Program crashing? What's going on?
Software will occasionally crash while working on the compute grid for apparently no reason, which can be very frustrating. The typical reaction is to launch the program again to continue one's work. But why did this happen in the first place? And will this happen again?
The most common problem is an Out of Memory error. As opposed to work on desktops or laptops, events on the compute grid are carefully logged. The big benefit is that we have an audit trail of what is going on, and should be able to easily diagnose this. This requires a few simple commands in the terminal.

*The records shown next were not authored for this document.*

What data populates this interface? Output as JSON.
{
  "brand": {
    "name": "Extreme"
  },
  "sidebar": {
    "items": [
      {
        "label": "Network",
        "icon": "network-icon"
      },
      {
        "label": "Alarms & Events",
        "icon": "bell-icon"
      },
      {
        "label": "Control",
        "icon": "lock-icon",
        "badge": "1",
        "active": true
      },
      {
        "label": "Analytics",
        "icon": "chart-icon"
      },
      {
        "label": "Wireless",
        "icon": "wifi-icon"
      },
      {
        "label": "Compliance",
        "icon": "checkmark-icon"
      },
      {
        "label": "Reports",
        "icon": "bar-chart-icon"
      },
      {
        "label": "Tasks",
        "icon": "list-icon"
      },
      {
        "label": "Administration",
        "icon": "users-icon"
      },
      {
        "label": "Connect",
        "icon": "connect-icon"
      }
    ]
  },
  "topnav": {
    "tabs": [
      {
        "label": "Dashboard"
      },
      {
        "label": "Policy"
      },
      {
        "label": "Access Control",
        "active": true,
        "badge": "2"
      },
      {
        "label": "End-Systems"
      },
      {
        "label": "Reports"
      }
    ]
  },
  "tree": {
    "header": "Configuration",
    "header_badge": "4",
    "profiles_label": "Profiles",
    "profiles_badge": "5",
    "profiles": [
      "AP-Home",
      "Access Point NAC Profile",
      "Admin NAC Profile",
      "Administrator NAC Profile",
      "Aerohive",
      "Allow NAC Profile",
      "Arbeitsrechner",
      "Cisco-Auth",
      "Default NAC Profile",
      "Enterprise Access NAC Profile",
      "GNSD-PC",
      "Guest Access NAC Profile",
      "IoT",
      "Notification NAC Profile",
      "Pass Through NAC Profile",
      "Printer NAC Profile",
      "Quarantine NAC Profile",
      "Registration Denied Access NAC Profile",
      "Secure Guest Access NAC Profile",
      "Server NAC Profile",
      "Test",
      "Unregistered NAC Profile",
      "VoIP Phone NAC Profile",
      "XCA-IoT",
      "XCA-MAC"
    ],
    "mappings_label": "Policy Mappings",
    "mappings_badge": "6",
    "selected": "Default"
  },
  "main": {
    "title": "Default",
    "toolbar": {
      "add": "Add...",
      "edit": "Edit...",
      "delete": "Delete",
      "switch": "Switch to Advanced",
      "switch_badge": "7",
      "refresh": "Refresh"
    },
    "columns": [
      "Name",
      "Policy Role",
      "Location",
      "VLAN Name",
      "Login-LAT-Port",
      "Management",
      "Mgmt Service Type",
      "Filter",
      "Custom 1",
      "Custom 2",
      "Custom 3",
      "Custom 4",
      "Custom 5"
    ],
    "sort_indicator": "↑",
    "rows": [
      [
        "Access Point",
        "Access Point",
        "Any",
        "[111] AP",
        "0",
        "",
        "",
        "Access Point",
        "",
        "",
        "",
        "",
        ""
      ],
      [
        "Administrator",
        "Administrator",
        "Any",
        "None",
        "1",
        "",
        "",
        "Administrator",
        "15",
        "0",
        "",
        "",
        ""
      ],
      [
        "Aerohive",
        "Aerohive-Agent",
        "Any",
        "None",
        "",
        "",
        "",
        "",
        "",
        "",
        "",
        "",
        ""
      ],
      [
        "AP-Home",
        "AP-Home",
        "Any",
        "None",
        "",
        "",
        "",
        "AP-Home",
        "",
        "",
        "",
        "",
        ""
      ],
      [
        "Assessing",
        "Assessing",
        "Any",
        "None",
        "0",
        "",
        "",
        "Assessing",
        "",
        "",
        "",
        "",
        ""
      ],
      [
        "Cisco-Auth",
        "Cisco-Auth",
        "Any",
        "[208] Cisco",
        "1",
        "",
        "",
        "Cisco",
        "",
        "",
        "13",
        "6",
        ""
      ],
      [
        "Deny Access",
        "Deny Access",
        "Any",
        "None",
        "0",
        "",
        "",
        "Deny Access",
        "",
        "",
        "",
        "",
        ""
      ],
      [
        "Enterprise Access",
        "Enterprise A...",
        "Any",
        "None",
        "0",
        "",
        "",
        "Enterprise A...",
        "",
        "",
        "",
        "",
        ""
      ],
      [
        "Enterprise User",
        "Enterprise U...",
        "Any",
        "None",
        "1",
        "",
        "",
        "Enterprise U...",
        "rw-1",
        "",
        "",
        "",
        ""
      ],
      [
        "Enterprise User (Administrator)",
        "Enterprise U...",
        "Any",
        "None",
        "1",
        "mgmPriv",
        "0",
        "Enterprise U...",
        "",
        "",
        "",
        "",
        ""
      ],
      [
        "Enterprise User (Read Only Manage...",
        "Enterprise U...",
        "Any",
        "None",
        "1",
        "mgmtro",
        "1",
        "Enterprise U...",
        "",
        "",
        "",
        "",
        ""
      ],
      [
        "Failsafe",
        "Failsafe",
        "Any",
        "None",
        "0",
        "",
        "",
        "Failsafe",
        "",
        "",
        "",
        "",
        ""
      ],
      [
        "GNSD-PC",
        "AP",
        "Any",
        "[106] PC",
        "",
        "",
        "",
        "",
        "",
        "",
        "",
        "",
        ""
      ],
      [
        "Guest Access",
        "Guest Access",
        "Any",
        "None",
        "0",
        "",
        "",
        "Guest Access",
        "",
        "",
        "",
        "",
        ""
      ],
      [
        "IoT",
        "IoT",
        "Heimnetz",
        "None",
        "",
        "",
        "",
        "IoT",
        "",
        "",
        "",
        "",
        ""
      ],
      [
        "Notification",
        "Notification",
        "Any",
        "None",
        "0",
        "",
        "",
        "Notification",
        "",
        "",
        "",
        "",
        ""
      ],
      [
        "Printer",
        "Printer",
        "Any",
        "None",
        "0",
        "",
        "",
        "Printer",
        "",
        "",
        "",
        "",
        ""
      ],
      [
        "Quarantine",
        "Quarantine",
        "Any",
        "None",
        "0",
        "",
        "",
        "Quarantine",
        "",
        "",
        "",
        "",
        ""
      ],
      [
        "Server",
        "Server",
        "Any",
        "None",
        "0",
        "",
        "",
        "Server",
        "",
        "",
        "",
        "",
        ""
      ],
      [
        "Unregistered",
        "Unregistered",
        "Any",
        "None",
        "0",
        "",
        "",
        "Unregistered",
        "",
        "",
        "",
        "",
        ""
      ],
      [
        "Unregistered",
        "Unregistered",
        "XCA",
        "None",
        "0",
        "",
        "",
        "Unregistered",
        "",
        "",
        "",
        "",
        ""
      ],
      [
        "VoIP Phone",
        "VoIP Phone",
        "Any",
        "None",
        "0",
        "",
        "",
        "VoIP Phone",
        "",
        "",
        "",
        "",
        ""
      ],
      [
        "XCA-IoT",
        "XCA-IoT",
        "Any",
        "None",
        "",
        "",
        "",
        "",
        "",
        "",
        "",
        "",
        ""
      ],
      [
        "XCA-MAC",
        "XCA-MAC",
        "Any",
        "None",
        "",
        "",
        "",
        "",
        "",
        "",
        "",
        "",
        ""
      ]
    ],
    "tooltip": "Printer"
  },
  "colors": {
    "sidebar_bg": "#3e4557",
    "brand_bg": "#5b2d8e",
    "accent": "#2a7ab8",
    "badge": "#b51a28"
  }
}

If using NoMachine, launch the terminal from Applications > Accessories > gnome-terminal:
As each program launch is considered a job, find out what jobs you previously ran with the bhist command:
We can see a few programs that have been running recently. If you haven't yet, launch the program again. The top line (#1) listed is your most recent crashed program launch. Let's get more details on that program run:
So, this command and -l (long) option gives us quite a few more details. We can see what we ran, when we started it, how many CPUs it is using, thr and the RAM footprint requested (#2). If we look at the bottom, we can see the run time in seconds, as well as the maximum memory used (#3). But prior to that, in our date/time log details, we can also see that an error condition was noted: Out of Memory (#4). This makes sense, as the maximum memory listed at the bottom is greater than the RAM footprint requested. On compute clusters such as the HBS Compute Grid, when your memory usage goes beyond the memory requested, the system (the scheduler) kills your program so that you do not jeopardize all the other programs (other people's work) running on that same machine.
And so this is the source of our program crash. The fix: run with a slightly larger memory footprint on your next run. For more information on figuring out how much RAM to ask for, see http://grid.rcs.hbs.org/choosing-your-resources.
We hope this information helps you be more productive!